DISCOURS DE SEM ISSOUFOU MAHAMADOU À L’OUVERTURE OFFICIELLE DU COLLOQUE NATIONAL DES EXPERTS POUR LA VALIDATION DU PROGRAMME DE RENAISSANCE CULTURELLE:
Monsieur le Président de l’Assemblée Nationale,
Monsieur le Premier Ministre,
Monsieur le Haut Représentant du Président de la République,
Mesdames et Messieurs les Ministres,
Mesdames et Messieurs les Députés,
Mesdames et Messieurs les Ambassadeurs et Représentants des Organisations Internationales,
Mesdames et Messieurs,
Le 12 Février dernier, à l’occasion de la session inaugurale du deuxième mandat du Conseil Économique et Social, j’avais évoqué la question fondamentale de la renaissance culturelle qui constitue l’axe un (1) du plan de la renaissance.
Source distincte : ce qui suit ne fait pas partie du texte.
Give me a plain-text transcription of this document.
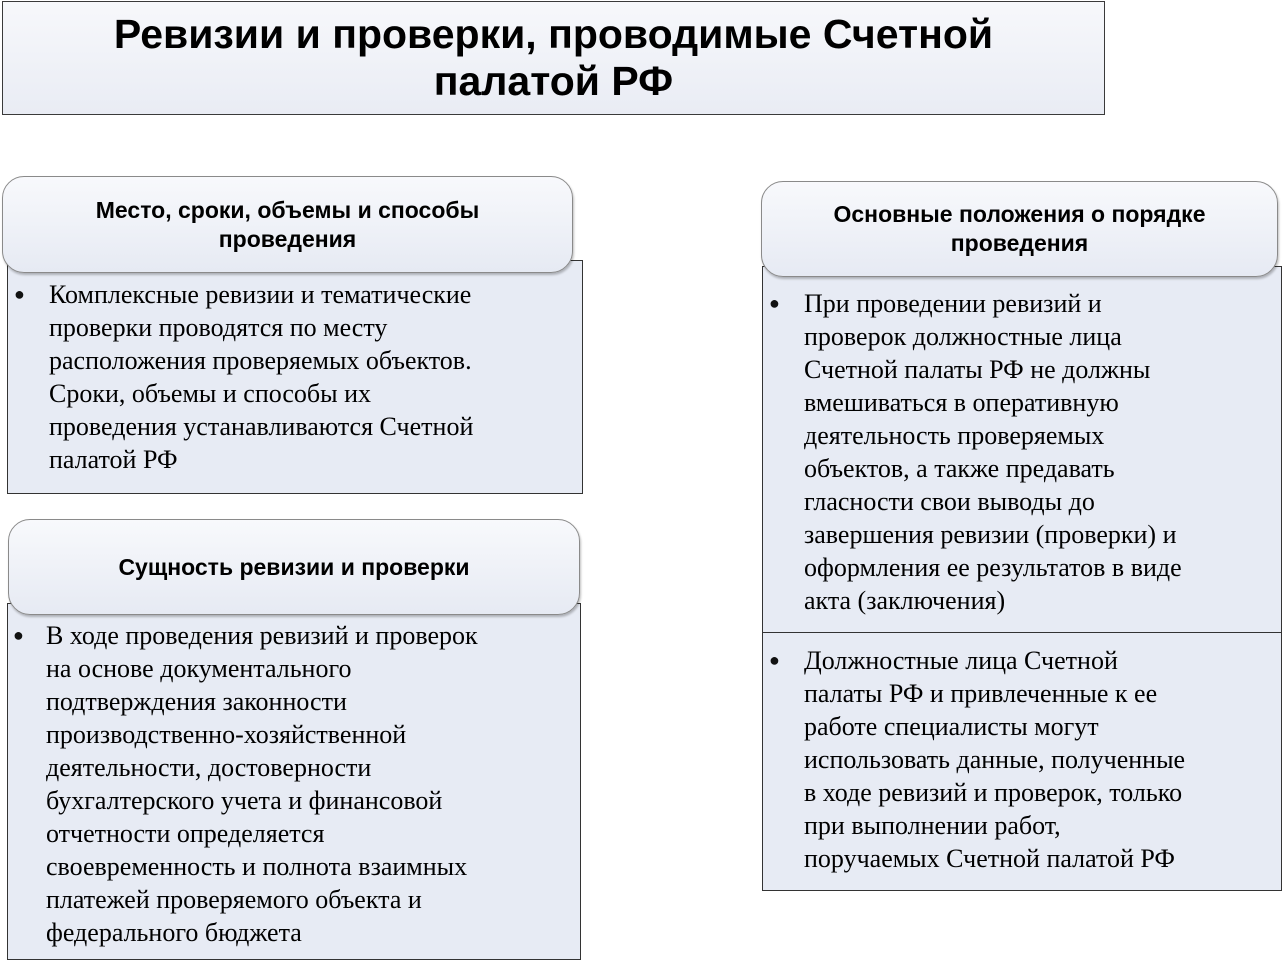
Ревизии и проверки, проводимые Счетной
палатой РФ
Место, сроки, объемы и способы
проведения
● Комплексные ревизии и тематические
проверки проводятся по месту
расположения проверяемых объектов.
Сроки, объемы и способы их
проведения устанавливаются Счетной
палатой РФ
Сущность ревизии и проверки
● В ходе проведения ревизий и проверок
на основе документального
подтверждения законности
производственно-хозяйственной
деятельности, достоверности
бухгалтерского учета и финансовой
отчетности определяется
своевременность и полнота взаимных
платежей проверяемого объекта и
федерального бюджета
Основные положения о порядке
проведения
● При проведении ревизий и
проверок должностные лица
Счетной палаты РФ не должны
вмешиваться в оперативную
деятельность проверяемых
объектов, а также предавать
гласности свои выводы до
завершения ревизии (проверки) и
оформления ее результатов в виде
акта (заключения)
● Должностные лица Счетной
палаты РФ и привлеченные к ее
работе специалисты могут
использовать данные, полученные
в ходе ревизий и проверок, только
при выполнении работ,
поручаемых Счетной палатой РФ
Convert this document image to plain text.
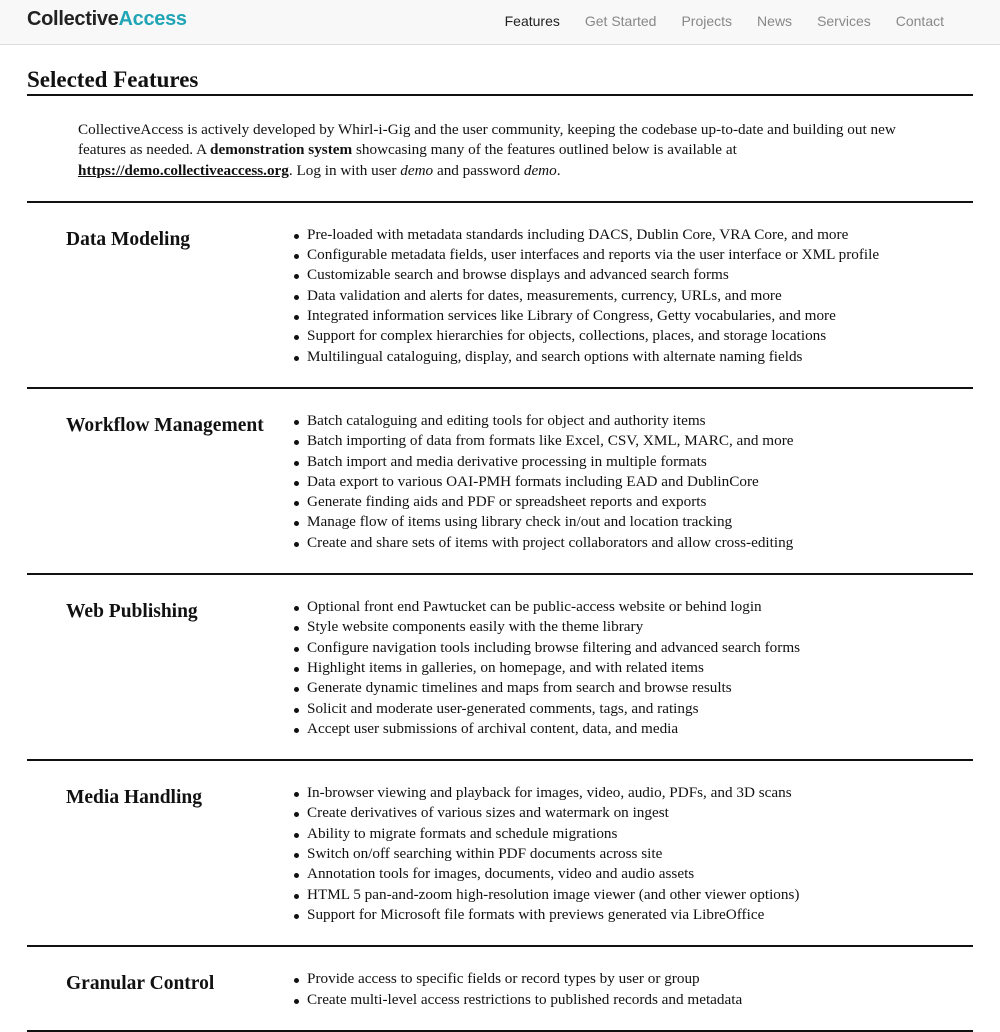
CollectiveAccess	Features Get Started Projects News Services Contact
Selected Features

CollectiveAccess is actively developed by Whirl-i-Gig and the user community, keeping the codebase up-to-date and building out new features as needed. A demonstration system showcasing many of the features outlined below is available at https://demo.collectiveaccess.org. Log in with user demo and password demo.

Data Modeling	Pre-loaded with metadata standards including DACS, Dublin Core, VRA Core, and more
Configurable metadata fields, user interfaces and reports via the user interface or XML profile
Customizable search and browse displays and advanced search forms
Data validation and alerts for dates, measurements, currency, URLs, and more
Integrated information services like Library of Congress, Getty vocabularies, and more
Support for complex hierarchies for objects, collections, places, and storage locations
Multilingual cataloguing, display, and search options with alternate naming fields
Workflow Management	Batch cataloguing and editing tools for object and authority items
Batch importing of data from formats like Excel, CSV, XML, MARC, and more
Batch import and media derivative processing in multiple formats
Data export to various OAI-PMH formats including EAD and DublinCore
Generate finding aids and PDF or spreadsheet reports and exports
Manage flow of items using library check in/out and location tracking
Create and share sets of items with project collaborators and allow cross-editing
Web Publishing	Optional front end Pawtucket can be public-access website or behind login
Style website components easily with the theme library
Configure navigation tools including browse filtering and advanced search forms
Highlight items in galleries, on homepage, and with related items
Generate dynamic timelines and maps from search and browse results
Solicit and moderate user-generated comments, tags, and ratings
Accept user submissions of archival content, data, and media
Media Handling	In-browser viewing and playback for images, video, audio, PDFs, and 3D scans
Create derivatives of various sizes and watermark on ingest
Ability to migrate formats and schedule migrations
Switch on/off searching within PDF documents across site
Annotation tools for images, documents, video and audio assets
HTML 5 pan-and-zoom high-resolution image viewer (and other viewer options)
Support for Microsoft file formats with previews generated via LibreOffice
Granular Control	Provide access to specific fields or record types by user or group
Create multi-level access restrictions to published records and metadata
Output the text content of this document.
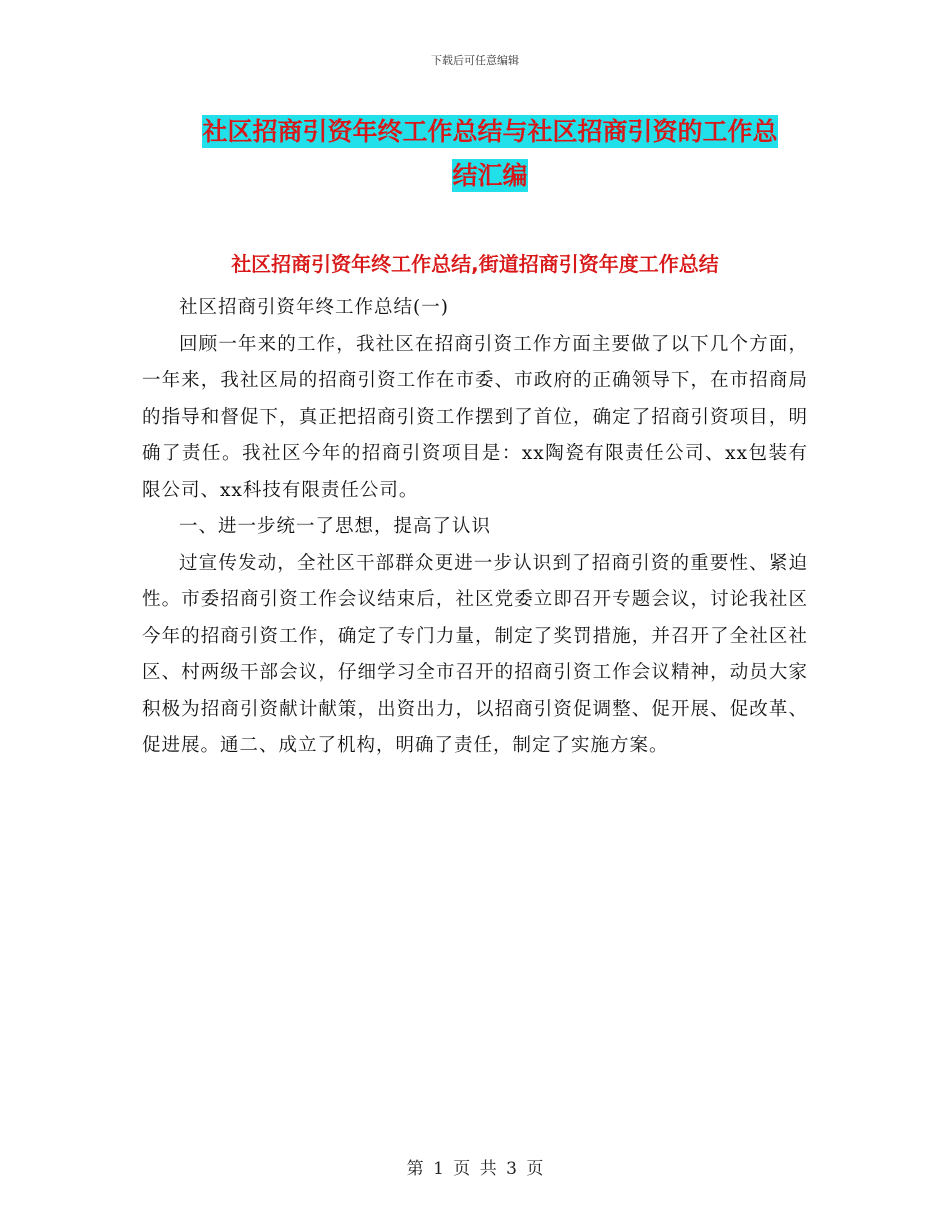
下载后可任意编辑
社区招商引资年终工作总结与社区招商引资的工作总
结汇编
社区招商引资年终工作总结,街道招商引资年度工作总结

社区招商引资年终工作总结(一)

回顾一年来的工作，我社区在招商引资工作方面主要做了以下几个方面，一年来，我社区局的招商引资工作在市委、市政府的正确领导下，在市招商局的指导和督促下，真正把招商引资工作摆到了首位，确定了招商引资项目，明确了责任。我社区今年的招商引资项目是：xx陶瓷有限责任公司、xx包装有限公司、xx科技有限责任公司。

一、进一步统一了思想，提高了认识

过宣传发动，全社区干部群众更进一步认识到了招商引资的重要性、紧迫性。市委招商引资工作会议结束后，社区党委立即召开专题会议，讨论我社区今年的招商引资工作，确定了专门力量，制定了奖罚措施，并召开了全社区社区、村两级干部会议，仔细学习全市召开的招商引资工作会议精神，动员大家积极为招商引资献计献策，出资出力，以招商引资促调整、促开展、促改革、促进展。通二、成立了机构，明确了责任，制定了实施方案。

第 1 页 共 3 页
J’avais rappelé que la renaissance culturelle a pour objectif les trois modernisations : la modernisation sociale, la modernisation politique et la modernisation économique. J’avais évoqué les valeurs à promouvoir et les contre valeurs à combattre dans cette perspective. J’avais abordé des thèmes comme le contenu de la modernisation sociale, la famille, l’unité nationale, les mariages précoces ou forcés, la scolarisation de la jeune fille, la transition démographique, la corruption, la salubrité et la protection de l’environnement.
Le présent colloque me donne l’occasion d’approfondir cette question, sans revenir sur tous les aspects déjà traités devant les membres du Conseil Économique et Social.
D’abord que voulons-nous ? Nous voulons le progrès pour notre pays, la promotion des Nigériens et des Nigériennes, leur épanouissement sur le plan tant spirituel que moral et matériel. Nous voulons le renforcement des capacités d’action collective de notre peuple. Dans l’histoire, seuls les religions, le marxisme et le nationalisme ont pu créer les conditions de la mobilisation de l’action collective au niveau le plus élevé. Sur quelles valeurs pourrons-nous nous appuyer et quelles contre-valeurs nous faudra-t-il combattre, pour réaliser une telle ambition ? Telle est la question majeure, la question difficile à laquelle le Gouvernement a décidé de s’attaquer.
Mesdames et Messieurs,
En Occident, on entend généralement par modernisation sociale, la suppression de la parenté par l’individualisme. L’église catholique, en instaurant l’héritage bilatéral, en interdisant l’endogamie, en encourageant l’exogamie, en interdisant l’adoption d’enfants, le divorce et le concubinage aurait été l’agent involontaire de cette transformation qui a bouleversé les rapports sociaux. L’individualisme au sein de la famille qui en est résulté s’est transformé en égoïsme au point où a disparu toute piété filiale. Cette mutation a eu des effets positifs sur le plan politique, en créant une liaison directe entre l’individu et l’État, et sur le plan économique, en favorisant notamment l’épargne mais, elle a eu des effets désastreux au plan social comme le prouve le niveau élevé de suicides dans les sociétés occidentales. Pour cette dernière raison, la modernisation sociale que nous voulons pour le Niger doit suivre une autre voie. Il est bon de noter que la modernisation sociale, en Occident, ne serait pas le résultat d’une décision politique, mais la conséquence involontaire des mesures au niveau religieux qui ont transformé la société sur plusieurs siècles.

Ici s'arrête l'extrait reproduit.